Confirmed that the refactor version of growth_cuda works on raiju with CUDA 9.

fumik commented 5 years ago

Validation results:

  1. I confirmed that the master and the refactor version of growth_cuda and growth generated identical outputs (1,000 IZH neurons and spiking synapses static connection model (GPU), 100x100 LIF neurons and DS synapses dynamic connections model (GPU), and 10x10 LIF neurons and DS synapses dynamic connection model (CPU)).
  2. However growth_cuda generated different outputs between on raiju and on otachi with 100x100 LIF neurons and DS synapses dynamic connections model.

Performance evaluation results:

Run growth_cuda (GPU) with 100x100 LIF neurons and DS synapses dynamic connections model, 100s x 2 epochs. Master version on raiju ----- 590s (1 GPU), 477s (2 GPUs) Refactor version on raiju ----- 867s (1 GPU), 636s (2 GPUs) Master version on otachi ----- 162s (1 GPU), 184s (2 GPUs) Refactoir version on otachi ----- 226s (1 GPU), 229s (2 GPUs)

Run growth_cuda (GPU) with 1,000 IZH neurons and spiking synapses static connection model, 1s x 1 epochs. Master version on raiju ----- 35s (1 GPU) Refactor version on raiju ----- 40s (1 GPU) Master version on otachi ----- 13s (1 GPU) Refactoir version on otachi ----- 9s (1 GPU)

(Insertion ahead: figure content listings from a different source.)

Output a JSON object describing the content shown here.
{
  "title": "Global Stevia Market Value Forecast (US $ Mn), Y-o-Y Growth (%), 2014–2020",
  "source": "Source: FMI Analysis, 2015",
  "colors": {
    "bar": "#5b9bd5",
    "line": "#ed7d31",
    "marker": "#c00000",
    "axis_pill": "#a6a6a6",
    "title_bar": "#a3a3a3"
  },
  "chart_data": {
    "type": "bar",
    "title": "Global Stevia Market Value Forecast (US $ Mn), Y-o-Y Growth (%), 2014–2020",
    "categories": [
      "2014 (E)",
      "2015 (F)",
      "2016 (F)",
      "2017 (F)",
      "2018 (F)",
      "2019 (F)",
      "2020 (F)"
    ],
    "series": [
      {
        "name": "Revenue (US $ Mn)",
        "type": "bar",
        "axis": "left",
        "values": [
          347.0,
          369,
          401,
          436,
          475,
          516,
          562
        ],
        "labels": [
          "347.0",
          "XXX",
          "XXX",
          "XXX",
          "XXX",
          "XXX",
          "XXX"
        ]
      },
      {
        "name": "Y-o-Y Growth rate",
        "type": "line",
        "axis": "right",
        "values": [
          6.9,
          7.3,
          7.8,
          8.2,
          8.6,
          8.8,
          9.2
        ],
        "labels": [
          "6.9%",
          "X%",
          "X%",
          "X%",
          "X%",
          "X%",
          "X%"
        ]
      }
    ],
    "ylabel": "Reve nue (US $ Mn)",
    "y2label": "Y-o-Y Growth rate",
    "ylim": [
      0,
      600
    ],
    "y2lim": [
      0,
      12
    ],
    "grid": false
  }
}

Run growth (CPU) with 10x10 LIF neurons and DS synapses dynamic connection model, 100s x 2 epochs. Master version on raiju ----- 219s Refactor version on raiju ----- 224s Master version on otachi ----- 220s Refactoir version on otachi ----- 234s

  1. Refactor version of growth_cuda is around 1.4~1.5 times slower than the master version of growth_cuda with 100x100 LIF neurons and DS synapses dynamic connections model, 100s x 2 epochs.
  2. No significant performance difference between the refactor and the master version of growth_cuda with 1,000 IZH neurons and spiking synapses static connection model, 1s x 1 epochs. On otachi refactor version is faster.
  3. No significant performance difference between the refactor and the master version of growth with 10x10 LIF neurons and DS synapses dynamic connection model, 100s x 2 epochs, also no significant performance difference between the raiju and otachi.
  4. 2 GPUs outperformed on raiju, but slower on otachi.
stiber commented 5 years ago

Difference between LIF/DSS and IZH/SS: To me, this suggests that the performance hit might just be in the neurons, not the synapses.

Difference between single and multi-GPU on otachi: Seems like our simulation just isn't big enough to merit multiple V100s.

Speedup between raiju and otachi: A slight bit less than a 75% speedup for both master and refactor.

fumik commented 5 years ago

The master-refactor branch is now merged into the master branch.